Metni yukarıya alınmış olan İçtihadı Birleştirme Kararının şu iki temel saptamayı içerdiği görülmektedir:
Islah, iyiniyetli tarafın, davayı açtıktan veya kendisine karşı bir dava açıldıktan sonra öğrendiği olgularla ilgili yanlışlıklarını düzeltmesine, eksikliklerini tamamlamasına olanak sağlayan bir kurumdur.
Ne var ki, taraflardan birine davanın herhangi bir aşamasında ıslah olanağı tanınması, davaların sonu alınamayacak şekilde uzamasına neden olmak gibi bir sakıncayı da içermektedir. 1086 sayılı Hukuk Usulü Muhakemeleri Kanununun 84. maddesinde, ıslahın yalnızca tahkikat bitinceye ve hüküm verilinceye kadar yapılabileceği öngörüldüğüne ve temyiz faslında da bozmadan sonra dahi ıslahın olanaklı bulunduğuna dair açık veya örtülü bir hüküm yer almadığına göre, Kanunun bu olanağı bir devre ve zaman ile sınırlandırdığı kabul edilmelidir. Dolayısıyla 84. madde ile getirilen bu istisnai yolun bozmadan sonraki aşamalara da yaygınlaştırılması, bozmaya uyulmasıyla kazanılan hakları ihlal edebileceği gibi davanın tamamen ıslah edildiği hallerde işin sonuçlandırılmasını da güçleştirir. O halde ıslahla ilgili kuralların yargılamanın sadeliği, basitliği ve çabukluğunu amaçlayan diğer usul hukuku ilkeleriyle bağdaşacak şekilde yorumlanarak bozmadan sonra ıslahın mümkün olmadığı sonucuna varılması zorunludur.
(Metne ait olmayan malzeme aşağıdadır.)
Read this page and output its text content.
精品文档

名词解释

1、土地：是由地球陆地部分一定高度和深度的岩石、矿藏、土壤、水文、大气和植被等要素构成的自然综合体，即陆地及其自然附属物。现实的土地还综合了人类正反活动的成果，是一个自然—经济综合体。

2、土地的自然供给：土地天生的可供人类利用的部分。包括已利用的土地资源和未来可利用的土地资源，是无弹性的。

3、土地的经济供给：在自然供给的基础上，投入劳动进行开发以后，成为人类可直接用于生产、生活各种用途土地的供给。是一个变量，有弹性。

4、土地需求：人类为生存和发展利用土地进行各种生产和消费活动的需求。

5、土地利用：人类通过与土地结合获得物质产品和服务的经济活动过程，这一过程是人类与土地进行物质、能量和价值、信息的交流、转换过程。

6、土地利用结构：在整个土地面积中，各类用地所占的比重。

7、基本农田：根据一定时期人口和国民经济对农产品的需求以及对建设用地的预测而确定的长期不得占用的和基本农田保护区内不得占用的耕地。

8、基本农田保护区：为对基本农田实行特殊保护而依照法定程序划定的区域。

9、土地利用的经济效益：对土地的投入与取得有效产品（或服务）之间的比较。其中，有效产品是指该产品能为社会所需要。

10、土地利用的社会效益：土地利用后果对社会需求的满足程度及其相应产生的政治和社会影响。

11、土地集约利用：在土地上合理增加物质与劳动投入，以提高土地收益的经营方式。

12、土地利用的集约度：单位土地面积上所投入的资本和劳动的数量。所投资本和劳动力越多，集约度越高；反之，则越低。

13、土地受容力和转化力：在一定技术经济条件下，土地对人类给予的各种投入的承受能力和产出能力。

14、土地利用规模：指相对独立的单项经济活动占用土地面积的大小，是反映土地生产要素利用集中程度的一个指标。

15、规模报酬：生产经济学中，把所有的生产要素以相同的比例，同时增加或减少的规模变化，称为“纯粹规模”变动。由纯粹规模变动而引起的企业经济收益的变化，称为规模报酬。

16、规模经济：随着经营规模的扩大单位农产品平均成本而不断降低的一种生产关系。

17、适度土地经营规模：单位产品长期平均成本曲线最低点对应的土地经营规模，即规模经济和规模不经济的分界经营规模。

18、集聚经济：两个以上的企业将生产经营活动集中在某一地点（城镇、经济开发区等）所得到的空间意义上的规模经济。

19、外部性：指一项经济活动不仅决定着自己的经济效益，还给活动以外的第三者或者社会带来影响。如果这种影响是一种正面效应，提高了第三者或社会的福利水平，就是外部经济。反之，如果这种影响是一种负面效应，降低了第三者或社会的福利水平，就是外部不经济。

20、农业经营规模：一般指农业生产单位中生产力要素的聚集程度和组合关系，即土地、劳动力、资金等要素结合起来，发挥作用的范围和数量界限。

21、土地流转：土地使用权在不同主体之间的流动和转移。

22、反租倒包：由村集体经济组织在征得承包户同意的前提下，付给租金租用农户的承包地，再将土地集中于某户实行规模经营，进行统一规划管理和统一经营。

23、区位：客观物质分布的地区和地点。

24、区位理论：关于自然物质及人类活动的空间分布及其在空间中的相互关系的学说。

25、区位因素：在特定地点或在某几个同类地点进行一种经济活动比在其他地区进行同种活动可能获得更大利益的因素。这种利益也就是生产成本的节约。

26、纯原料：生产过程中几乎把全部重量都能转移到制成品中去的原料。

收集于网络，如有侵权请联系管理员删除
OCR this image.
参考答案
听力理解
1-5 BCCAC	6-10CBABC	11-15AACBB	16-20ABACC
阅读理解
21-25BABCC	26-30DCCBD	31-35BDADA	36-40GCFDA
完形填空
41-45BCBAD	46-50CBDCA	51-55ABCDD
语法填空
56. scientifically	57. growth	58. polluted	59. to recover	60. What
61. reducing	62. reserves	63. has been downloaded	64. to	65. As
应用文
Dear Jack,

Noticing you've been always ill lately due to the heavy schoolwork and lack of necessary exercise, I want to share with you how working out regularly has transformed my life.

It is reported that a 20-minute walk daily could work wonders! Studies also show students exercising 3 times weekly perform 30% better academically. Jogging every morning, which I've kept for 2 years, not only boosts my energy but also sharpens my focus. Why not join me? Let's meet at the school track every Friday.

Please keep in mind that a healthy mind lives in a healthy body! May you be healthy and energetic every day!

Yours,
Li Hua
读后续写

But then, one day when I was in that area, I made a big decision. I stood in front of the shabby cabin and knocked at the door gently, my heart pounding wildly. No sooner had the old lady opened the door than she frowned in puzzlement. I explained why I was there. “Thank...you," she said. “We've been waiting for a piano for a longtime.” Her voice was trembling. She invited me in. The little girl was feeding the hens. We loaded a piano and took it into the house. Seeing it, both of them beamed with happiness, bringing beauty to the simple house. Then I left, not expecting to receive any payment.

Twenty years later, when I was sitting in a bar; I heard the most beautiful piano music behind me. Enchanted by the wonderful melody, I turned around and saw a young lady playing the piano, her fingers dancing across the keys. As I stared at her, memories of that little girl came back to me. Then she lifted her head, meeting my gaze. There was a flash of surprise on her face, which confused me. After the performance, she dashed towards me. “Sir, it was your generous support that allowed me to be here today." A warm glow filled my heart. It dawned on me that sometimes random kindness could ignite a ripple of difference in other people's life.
Bu İçtihadı Birleştirme Kararında bozmadan sonra ıslahın mümkün olmadığı sonucuna varılırken, 1086 sayılı Hukuk Usulü Muhakemeleri Kanununun 84. maddesindeki kural yanında her ne kadar bu konuda kanunda açık düzenleme bulunmasa bile davaların uzamasını önlemek, hukuki alanda istikrar sağlamak ve yargı kararlarına karşı genel güvenin sarsılmasını önlemek amacıyla Yargıtay uygulamaları ile geliştirilmiş, öğretide kabul görmüş ve usul hukukunun vazgeçilmez ilkelerinden biri haline gelen “usulü kazanılmış hak” kavramının ihlali endişesinin de etken olduğu görülmektedir. Bir davada verilen hükme yönelik bozma kararı, doğaldır ki bozmanın kapsam ve gerekçelerine bağlı olarak değişebilmekle birlikte genellikle, tarafların hak ve borçlarının hukuksal dayanak, nitelik, miktar ve kapsamları gibi yönlerden, davanın ondan sonraki seyrini belirler; mahkemece bozmaya uyulması halinde, uyma sonrasında hangi işlemlerin ve araştırmaların yapılması gerektiğini ortaya koyar. Dolayısıyla mahkemenin bozmaya uyması, davanın artık bozmada gösterilen yön, kapsam ve sınırlar çerçevesinde sonuçlandırılacağı anlamını taşır. O nedenle de uyma kararı, bozma kendisinin yararına olan taraf bakımından usulü kazanılmış hak oluşturur ve mahkeme uyduğu bozma kararının gereklerini yerine getirmekle yükümlü hale gelir. Davanın bu şekilde uyulan bozmanın öngördüğü yön ve içeriğe bürünmesinden sonra taraflardan birinin ıslah yoluna gitmesiyle bozmayla diğer taraf yararına oluşan usuli kazanılmış hakkın ortadan kalkması ya da sınırlanması, zayıflaması sonucuna yol açabilir. Kazanılmış hakları ortadan kaldırıcı nitelikte sonuçlara yol açan yorumlar Anayasanın 2. maddesinde açıklanan “ Türkiye sosyal bir hukuk devletidir” hükmüne aykırılık oluşturacağı gibi hukuksal güvenceyi ortadan kaldırır ve belirsizlik ortamına neden olur ve bu durum kabul edilemez.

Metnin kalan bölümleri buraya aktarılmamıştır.